Ontario long-term care workers will have extra time to get third COVID-19 vaccine doses as the Omicron variant drives up outbreaks and limits access to vaccine clinics. 

Staff in the sector had initially been given until Friday to get booster shots in order to stay on the job. But the date has now been pushed back to March 14, a spokeswoman for the long-term care minister said Thursday.

“In response to the pressures Omicron has put on long-term care homes — such as vaccine appointments being delayed due to infection and clinics cancelled due to outbreaks — Ontario is extending the deadline for eligible long-term care staff and caregivers to get their third doses,” Vanessa De Matteis wrote in an email. 

“This will help ensure staff are able to get their third doses while preserving staffing levels and maintaining the care levels that residents deserve.”

De Matteis said 77 per cent of long-term care staff who are eligible to get third doses had received them as of Sunday. 

Fifty-six per cent of the province’s long-term care homes were experiencing COVID-19 outbreaks as of Thursday. 

Resident cases — 2,661 active as of Thursday — were close to the numbers seen in early 2020 when outbreaks and infections ravaged the province’s long-term care homes, prompting the province to request military assistance. 

Virus-related deaths dropped significantly in the homes since vaccinations became available early last year, but those numbers have also been rising in recent days and weeks. The province reported 26 long-term care resident deaths from COVID-19 on Thursday and 37 the day before. 

Reported COVID-19 cases among long-term care workers have been higher this month than at any other point in the pandemic. 

The province has started administering fourth vaccine doses to long-term care residents and mandated boosters for workers, citing the heightened risk to vulnerable residents in the homes.

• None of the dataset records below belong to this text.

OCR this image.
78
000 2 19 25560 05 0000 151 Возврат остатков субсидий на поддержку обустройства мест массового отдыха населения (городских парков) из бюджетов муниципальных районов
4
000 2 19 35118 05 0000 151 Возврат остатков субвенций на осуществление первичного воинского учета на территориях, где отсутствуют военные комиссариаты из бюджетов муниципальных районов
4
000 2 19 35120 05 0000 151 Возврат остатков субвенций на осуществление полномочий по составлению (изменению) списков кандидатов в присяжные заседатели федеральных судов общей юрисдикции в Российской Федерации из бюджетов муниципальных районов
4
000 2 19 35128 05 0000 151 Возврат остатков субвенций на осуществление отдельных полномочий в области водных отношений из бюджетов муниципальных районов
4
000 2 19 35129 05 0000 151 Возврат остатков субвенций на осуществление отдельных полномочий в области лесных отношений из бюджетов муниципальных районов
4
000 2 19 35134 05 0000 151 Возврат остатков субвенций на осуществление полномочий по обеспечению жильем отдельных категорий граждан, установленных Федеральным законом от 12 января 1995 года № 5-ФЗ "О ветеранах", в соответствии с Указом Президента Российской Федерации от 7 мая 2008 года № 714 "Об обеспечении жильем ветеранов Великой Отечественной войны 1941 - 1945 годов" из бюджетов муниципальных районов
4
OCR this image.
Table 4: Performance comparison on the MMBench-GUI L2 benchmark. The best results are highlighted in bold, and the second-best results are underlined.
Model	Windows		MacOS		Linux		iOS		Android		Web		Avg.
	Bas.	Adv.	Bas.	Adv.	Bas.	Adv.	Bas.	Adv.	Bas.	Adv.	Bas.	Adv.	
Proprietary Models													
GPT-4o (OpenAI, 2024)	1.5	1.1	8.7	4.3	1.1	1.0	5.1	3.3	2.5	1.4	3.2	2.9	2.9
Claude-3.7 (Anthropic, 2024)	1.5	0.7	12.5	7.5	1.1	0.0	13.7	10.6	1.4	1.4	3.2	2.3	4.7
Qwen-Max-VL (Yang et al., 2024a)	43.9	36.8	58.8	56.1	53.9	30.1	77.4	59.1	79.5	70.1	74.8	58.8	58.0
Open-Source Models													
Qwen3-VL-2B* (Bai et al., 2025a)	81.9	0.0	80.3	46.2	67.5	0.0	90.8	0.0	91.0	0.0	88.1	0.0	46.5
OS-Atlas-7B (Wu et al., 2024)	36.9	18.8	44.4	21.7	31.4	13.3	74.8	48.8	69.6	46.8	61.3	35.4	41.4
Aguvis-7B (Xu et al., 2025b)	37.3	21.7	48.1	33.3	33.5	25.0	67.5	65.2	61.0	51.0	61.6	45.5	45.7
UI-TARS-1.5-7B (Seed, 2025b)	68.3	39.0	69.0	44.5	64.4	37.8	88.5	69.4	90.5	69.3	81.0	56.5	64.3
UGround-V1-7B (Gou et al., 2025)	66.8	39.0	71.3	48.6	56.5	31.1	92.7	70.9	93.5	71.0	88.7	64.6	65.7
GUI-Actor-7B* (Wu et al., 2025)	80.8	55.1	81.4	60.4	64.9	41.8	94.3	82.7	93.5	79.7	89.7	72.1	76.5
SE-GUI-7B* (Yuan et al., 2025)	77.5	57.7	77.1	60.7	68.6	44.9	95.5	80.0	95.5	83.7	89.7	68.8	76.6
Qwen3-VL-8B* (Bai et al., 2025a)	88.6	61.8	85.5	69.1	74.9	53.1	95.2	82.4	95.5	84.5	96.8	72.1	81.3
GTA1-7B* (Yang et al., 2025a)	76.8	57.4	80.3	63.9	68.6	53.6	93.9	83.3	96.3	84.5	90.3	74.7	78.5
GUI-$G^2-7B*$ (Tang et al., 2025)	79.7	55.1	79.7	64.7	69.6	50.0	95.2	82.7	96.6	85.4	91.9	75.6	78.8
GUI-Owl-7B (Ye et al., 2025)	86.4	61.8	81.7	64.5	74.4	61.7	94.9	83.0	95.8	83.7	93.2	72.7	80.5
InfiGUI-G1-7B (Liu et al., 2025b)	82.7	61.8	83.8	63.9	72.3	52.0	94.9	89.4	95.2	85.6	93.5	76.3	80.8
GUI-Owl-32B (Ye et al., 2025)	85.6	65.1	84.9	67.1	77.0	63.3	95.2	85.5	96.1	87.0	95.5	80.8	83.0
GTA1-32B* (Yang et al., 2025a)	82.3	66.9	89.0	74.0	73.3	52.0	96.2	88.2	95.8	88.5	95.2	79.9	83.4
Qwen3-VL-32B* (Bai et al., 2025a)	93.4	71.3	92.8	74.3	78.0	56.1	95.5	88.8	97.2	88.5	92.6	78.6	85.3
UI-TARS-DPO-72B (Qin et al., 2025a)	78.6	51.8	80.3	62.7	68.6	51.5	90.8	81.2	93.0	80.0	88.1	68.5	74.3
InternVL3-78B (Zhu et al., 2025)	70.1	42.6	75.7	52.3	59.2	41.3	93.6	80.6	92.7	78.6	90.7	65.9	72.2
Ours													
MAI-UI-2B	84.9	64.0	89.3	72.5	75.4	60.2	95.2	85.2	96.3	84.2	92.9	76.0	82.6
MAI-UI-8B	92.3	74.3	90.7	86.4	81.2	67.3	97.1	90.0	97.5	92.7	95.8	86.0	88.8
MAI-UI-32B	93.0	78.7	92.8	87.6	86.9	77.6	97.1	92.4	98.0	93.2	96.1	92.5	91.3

It has also introduced restrictions on visitors and other activities in a bid to control spread of the highly contagious Omicron variant. 

Unions and industry groups had expressed the likely need for an extension to the booster mandate, which they said would come at a time when homes were already struggling with Omicron-driven staff shortages. 

Before extending the booster deadline, the province had said homes could request seven-day extensions for individual workers on a case-by-case basis, with no limit on the number of extensions for each person.

Union leaders expressed doubt on Thursday that the case-by-case approach would work effectively without worsening the current staffing situation.

They also said the government should make vaccines more accessible because many workers are too busy to get to appointments outside their scheduled shifts.

“These are people who are already exhausted after two years of working these schedules,” said Michael Hurley with the Canadian Union of Public Employees.  

“(The government) also needs to take steps to bring the vaccine to the workers if we want to lift those numbers up.”